Our evaluation of multiple machine learning architectures and subsequent hyperparameter tuning culminated in selecting a random forest model for both duplication and deletion CNV predictions, setting the stage for a comprehensive analysis of CNVoyant's performance against other leading algorithms. The performance of each algorithm was evaluated using PR AUC and ROC AUC metrics, highlighting the effectiveness of CNVoyant in distinguishing between benign, VUS, and pathogenic CNVs. For pathogenic CNV entries in the test set, CNVoyant displayed the highest PR AUC (0.858) and ROC AUC (0.870) (Fig. 3a, b, Table 2). StrVCTVRE displayed the second-highest PR AUC (0.816), followed by ClassifyCNV (0.812), ISV (0.804), and TADA (0.701). In terms of ROC AUC, ISV was the second-most accurate algorithm (0.847), followed by StrVCTVRE (0.827), ClassifyCNV (0.773), and TADA (0.748). For benign CNV entries in the test set, CNVoyant displayed the highest PR AUC (0.463), followed by StrVCTVRE (0.461), ClassifyCNV (0.373), ISV (0.344), and TADA (0.282) (Supplemental Fig. 2(a-b)). In terms of ROC AUC, CNVoyant was again the most accurate algorithm (0.848), followed by ISV (0.819), StrVCTVRE (0.817), TADA (0.751), and ClassifyCNV (0.689). CNVoyant’s accuracy in classifying VUS was respectable but less accurate than pathogenic classification (PR AUC: 0.642; ROC AUC: 0.757). Similarly, CNVoyant benign classification was also less accurate than pathogenic classification.

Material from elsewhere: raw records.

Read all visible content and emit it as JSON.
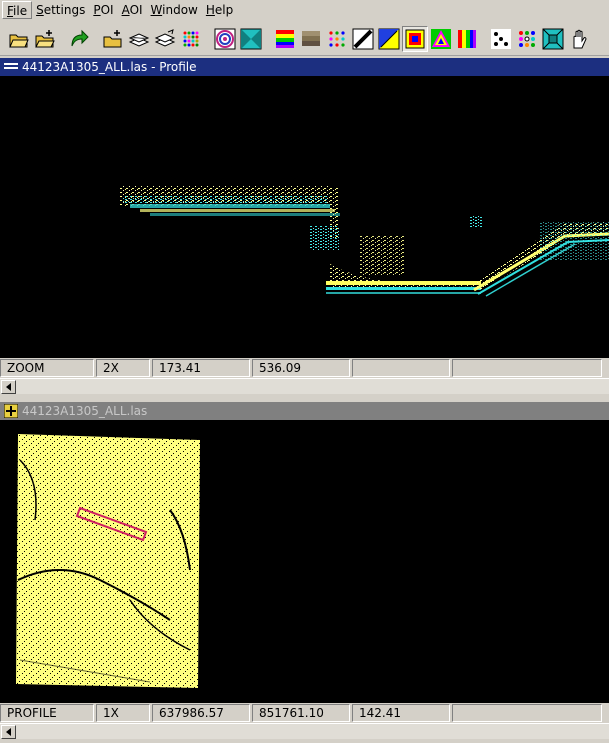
{
  "menu": {
    "items": [
      {
        "label": "File"
      },
      {
        "label": "Settings"
      },
      {
        "label": "POI"
      },
      {
        "label": "AOI"
      },
      {
        "label": "Window"
      },
      {
        "label": "Help"
      }
    ]
  },
  "toolbar": {
    "buttons": [
      {
        "icon": "open-folder-icon"
      },
      {
        "icon": "add-folder-icon"
      },
      {
        "icon": "redo-arrow-icon"
      },
      {
        "icon": "add-layer-icon"
      },
      {
        "icon": "layers-icon"
      },
      {
        "icon": "layer-edit-icon"
      },
      {
        "icon": "color-grid-icon"
      },
      {
        "icon": "target-icon"
      },
      {
        "icon": "view-box-icon"
      },
      {
        "icon": "color-bands-icon"
      },
      {
        "icon": "gray-bands-icon"
      },
      {
        "icon": "dot-grid-icon"
      },
      {
        "icon": "diagonal-line-icon"
      },
      {
        "icon": "blue-triangle-icon"
      },
      {
        "icon": "rgb-square-icon"
      },
      {
        "icon": "rainbow-triangle-icon"
      },
      {
        "icon": "color-bars-icon"
      },
      {
        "icon": "dice-icon"
      },
      {
        "icon": "color-dots-icon"
      },
      {
        "icon": "teal-box-icon"
      },
      {
        "icon": "hand-icon"
      }
    ]
  },
  "profile_window": {
    "title": "44123A1305_ALL.las - Profile",
    "status": {
      "mode": "ZOOM",
      "zoom": "2X",
      "x": "173.41",
      "y": "536.09",
      "extra": ""
    }
  },
  "plan_window": {
    "title": "44123A1305_ALL.las",
    "status": {
      "mode": "PROFILE",
      "zoom": "1X",
      "x": "637986.57",
      "y": "851761.10",
      "z": "142.41"
    }
  },
  "colors": {
    "title_active": "#1c2f80",
    "title_inactive": "#808080",
    "points_yellow": "#ffff80",
    "points_cyan": "#40e0e0",
    "aoi_outline": "#d02060"
  }
}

Table 2 Benchmarking algorithmic classification of CNV clinical significance. The classification score performance of CNVoyant was compared to four algorithms (ISV, StrVCTVRE, TADA, ClassifyCNV) in determining the clinical significance of deletions, duplications and combined CNVs. The effectiveness of each algorithm was assessed by calculating the area under the curve (AUC) for both the precision-recall (PR) AUC and the receiver operating characteristic (ROC) AUC. These metrics were selected to provide a comprehensive evaluation of each classifier's ability to discriminate between clinically significant and non-significant CNVs under various threshold settings. CNVoyant demonstrated superior performance to all compared algorithms across most CNV subsets as evaluated by these metrics, except for StrVCTVRE, which exhibited a higher PR AUC in classifying benign deletion variants. dbCNV was excluded from this comparison due to the absence of a continuous variable necessary for plotting PR and ROC curves.

Full size table

The most informative features in the SHAP beeswarm plots for pathogenic classification differed between deletion and duplication events (Fig. 4). Pathogenic SNV/indel overlap was the most important feature for deletions, and exon count was the most important feature for duplications. For deletions, the HI index and a curated HI score of “sufficient evidence” were the second and third most important features, respectively. For duplications, bp length and promoter region count were the second and third most important features, respectively. The top five most informative features between deletions and duplications included exon count and disease count. PhyloP was more informative than phastCons in both variant types but was more important in predicting pathogenic deletions (6th most important feature) than pathogenic duplications (9th most important feature). SHAP beeswarm plots for benign and VUS classification indicated more similar feature importance between duplication and deletion variants (Supplemental Fig. 3, benign (a-b) and VUS (c-d)). For benign classification, the top four features were shared between duplication and deletion variants in the same order of importance. Bp length was the most important feature, followed by pathogenic SNV/indel overlap, PhyloP, and exon count. For VUS classification, bp length was the most important feature, followed by exon count for both duplications and deletion variants. PhyloP was the third most important feature for deletion events, followed by gene count. Pathogenic SNV/indel overlap was the third most important feature for VUS classification in duplications, followed by PhyloP. Population frequency and GC content were relatively uninformative across benign, VUS, and pathogenic predictions.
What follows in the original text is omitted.